Southern Schools Become Poorer and More Minority

I was made aware of the following by my friend and colleague, Bonny Bracy

According to a new report issued by the Southern Education Foundation, the South has become the first region in the country where more than half of public school students are poor and more than half are members of minorities.

The shift was fueled not by white flight from public schools, which spiked during desegregation.   But it was caused by an influx of Latinos and other ethnic groups, the return of blacks to the South and higher birth rates among black and Latino families.
The report uses figures from the 2008-9 school year. Minority students are expected to exceed 50 percent of public school enrollment by 2020 and the share of students poor enough to qualify for free or reduced-price lunches is on the rise in every state.  Four of the 15 states in the report — Georgia, Louisiana, Mississippi and Texas — now have a majority of both low-income and minority pupils. Only one, Virginia, has neither.
More minority students in a district does not mean that classrooms are more integrated. The Pew Hispanic Center, whose research shows that most white children in the South attend predominantly white schools and an even higher percentage of black and Hispanic children attend predominantly minority schools.
Southern schools are far more segregated now than they were at the height of integration in the ’70s and ’80s, a period that saw a narrowing of the achievement gap, said Gary Orfield, the co-director of The Civil Rights Project/Proyecto Derechos Civiles at U.C.L.A. The South has the lowest percentage of children in private school of any region, Mr. Orfield said.

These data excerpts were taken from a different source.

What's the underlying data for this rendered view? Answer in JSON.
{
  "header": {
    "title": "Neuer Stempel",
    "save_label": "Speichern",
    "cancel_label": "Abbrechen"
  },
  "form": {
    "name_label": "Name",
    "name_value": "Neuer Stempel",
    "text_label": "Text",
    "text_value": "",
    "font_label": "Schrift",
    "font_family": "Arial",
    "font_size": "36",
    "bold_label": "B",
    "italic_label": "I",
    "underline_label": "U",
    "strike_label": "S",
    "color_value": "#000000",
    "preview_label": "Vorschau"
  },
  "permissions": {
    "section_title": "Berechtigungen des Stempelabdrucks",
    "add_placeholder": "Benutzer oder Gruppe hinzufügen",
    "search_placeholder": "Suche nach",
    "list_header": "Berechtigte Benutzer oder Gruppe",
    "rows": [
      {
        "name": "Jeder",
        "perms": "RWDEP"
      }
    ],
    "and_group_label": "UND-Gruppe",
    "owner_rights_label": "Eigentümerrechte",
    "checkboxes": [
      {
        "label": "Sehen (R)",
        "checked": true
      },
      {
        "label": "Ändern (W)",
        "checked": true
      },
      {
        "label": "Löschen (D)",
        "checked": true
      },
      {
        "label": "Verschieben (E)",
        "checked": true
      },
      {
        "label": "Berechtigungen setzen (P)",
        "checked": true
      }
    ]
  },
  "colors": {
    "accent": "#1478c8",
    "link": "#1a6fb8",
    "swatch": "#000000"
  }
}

Minority schools tend to be larger, have higher student-teacher ratios and have higher poverty rates, Mr. Fry said. For some education advocates, such correlations raise the possibility that politicians will be less likely to adequately finance public schools as they fill with poor and minority students.

The states included in the study are as follows with the percentage of minority students in parenthesis.  California (71%), Nevada (57%), Arizona (56%), New Mexico (70%),Texas (65%), Florida (54%), Louisiana (51%), Georgia (54%), Virginia (53%) Mississippi (54%).

What are the implications of this report? Minority and poverty students traditionally have done less well than White students.  A well educated populus is essential to economic development.  Education is essential to break the cycle of poverty.    Minority schools tend to be larger, have higher student-teacher ratios and have less experienced and less trained teachers. Since school budgets are approved by voters (in 48 of the states), people in the south need to be concerned about all children not merely their grandchildren.